The release of historic reserve surpluses within each turn of the cycle cushions the impact of softening rates. This cycle is no different, with annual releases continuing to be recognized from an ever depleting pool of reserve surpluses.
However, within this soft cycle, insurers have also benefited from relatively benign loss activity, especially in terms of global catastrophe activity. Since the international catastrophes of 2010 and 2011, results have not in general reflected normalized loss experience, which over the long term will be the measure of rating adequacy.

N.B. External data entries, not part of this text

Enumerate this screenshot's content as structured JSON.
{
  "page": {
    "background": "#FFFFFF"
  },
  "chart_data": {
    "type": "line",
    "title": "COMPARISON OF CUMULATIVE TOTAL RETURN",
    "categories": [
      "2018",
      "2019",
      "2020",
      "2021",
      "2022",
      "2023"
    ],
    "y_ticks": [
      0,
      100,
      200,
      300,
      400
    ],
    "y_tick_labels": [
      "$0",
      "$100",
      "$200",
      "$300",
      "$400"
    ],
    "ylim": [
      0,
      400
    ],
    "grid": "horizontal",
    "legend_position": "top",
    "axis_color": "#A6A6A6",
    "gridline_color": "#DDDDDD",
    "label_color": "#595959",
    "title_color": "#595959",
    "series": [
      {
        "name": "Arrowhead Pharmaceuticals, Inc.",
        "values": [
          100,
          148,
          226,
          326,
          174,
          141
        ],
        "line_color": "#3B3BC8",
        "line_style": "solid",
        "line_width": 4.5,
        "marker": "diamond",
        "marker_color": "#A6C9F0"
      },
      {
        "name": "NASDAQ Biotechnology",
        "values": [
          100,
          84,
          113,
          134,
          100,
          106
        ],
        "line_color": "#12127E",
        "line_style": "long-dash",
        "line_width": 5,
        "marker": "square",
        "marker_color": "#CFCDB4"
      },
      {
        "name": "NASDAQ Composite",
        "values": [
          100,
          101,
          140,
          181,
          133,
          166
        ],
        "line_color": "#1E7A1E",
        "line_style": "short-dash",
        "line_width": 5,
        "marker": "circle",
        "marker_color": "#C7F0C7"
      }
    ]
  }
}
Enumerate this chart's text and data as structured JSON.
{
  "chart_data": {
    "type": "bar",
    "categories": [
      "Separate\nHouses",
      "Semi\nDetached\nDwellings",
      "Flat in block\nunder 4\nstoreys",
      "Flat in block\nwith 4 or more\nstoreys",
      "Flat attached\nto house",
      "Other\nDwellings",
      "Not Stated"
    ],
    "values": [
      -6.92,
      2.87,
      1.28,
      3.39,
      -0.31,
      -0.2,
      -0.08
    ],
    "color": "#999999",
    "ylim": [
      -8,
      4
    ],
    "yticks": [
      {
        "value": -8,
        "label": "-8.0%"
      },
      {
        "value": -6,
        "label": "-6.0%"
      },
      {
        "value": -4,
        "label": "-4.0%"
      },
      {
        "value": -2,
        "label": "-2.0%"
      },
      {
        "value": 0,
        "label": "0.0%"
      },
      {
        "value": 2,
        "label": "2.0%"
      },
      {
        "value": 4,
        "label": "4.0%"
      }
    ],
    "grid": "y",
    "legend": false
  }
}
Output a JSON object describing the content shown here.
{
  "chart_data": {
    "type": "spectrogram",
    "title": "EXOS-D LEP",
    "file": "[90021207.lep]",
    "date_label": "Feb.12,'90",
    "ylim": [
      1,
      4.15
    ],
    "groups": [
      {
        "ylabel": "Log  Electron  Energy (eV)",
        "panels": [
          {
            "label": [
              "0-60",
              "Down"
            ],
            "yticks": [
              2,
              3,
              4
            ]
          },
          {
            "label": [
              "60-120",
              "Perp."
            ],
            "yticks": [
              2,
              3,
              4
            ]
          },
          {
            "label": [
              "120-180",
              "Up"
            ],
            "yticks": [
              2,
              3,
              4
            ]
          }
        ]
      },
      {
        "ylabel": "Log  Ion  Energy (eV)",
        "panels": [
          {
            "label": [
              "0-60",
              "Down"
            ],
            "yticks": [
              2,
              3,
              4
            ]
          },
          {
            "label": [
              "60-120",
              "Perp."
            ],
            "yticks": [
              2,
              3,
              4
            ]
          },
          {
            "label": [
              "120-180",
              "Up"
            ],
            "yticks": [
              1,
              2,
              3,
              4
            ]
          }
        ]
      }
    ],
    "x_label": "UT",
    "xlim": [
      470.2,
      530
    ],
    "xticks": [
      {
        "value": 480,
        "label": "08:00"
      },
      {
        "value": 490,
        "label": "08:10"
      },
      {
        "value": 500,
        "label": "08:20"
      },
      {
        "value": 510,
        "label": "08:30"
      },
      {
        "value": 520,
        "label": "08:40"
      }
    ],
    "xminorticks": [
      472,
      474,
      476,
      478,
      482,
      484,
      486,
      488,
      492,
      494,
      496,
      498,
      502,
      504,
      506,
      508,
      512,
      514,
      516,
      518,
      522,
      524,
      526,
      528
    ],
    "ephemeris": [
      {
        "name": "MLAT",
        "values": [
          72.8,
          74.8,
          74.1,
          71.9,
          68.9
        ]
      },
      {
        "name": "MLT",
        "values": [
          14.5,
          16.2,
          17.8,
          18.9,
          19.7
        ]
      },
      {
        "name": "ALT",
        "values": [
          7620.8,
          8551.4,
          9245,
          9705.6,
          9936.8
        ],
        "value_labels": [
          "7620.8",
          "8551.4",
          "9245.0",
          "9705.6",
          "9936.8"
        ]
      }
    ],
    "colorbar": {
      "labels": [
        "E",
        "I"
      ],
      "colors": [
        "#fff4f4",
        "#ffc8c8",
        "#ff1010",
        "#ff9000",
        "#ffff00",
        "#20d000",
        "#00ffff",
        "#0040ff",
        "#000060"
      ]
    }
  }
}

Reinsurers’ combined ratios in 2013 and 2014 outperformed 2006 and 2007. This was largely a result of the combined effects of reserve releases and a benign loss environment. This occurred despite reinsurance rate declines of approximately 25 percent in the same period.
In addition, insurance carriers have experienced ever escalating regulatory capital requirements. While the increased requirements are less prominent in specialty insurance and reinsurance markets, the escalation is still evident and provides a greater loss absorption capacity than carriers would have had in previous soft cycles.
The combined impact of reserve releases, a benign loss environment and more robust balance sheets have helped to cushion the impact of the softening cycle and hence delay the onset of mergers & acquisition (M&A) pressures.
However, these delaying influences cannot be expected to endure. Reserve surpluses are finite, loss activity is unlikely to indefinitely continue at below normalized levels and higher capital requirements reduce operational leverage, thereby placing further pressure on underwriting margins.
It is reasonable to anticipate that the declining rate and low investment yield environments will eventually be realized more fully in financial results. At this time, businesses will face further challenges and consequently may pursue corporate M&A transactions. As such, the inflection point in returns where carriers focus on M&A to address low profits should continue to be relevant. Its full arrival has been delayed so far - with a possible exception in the reinsurer landscape.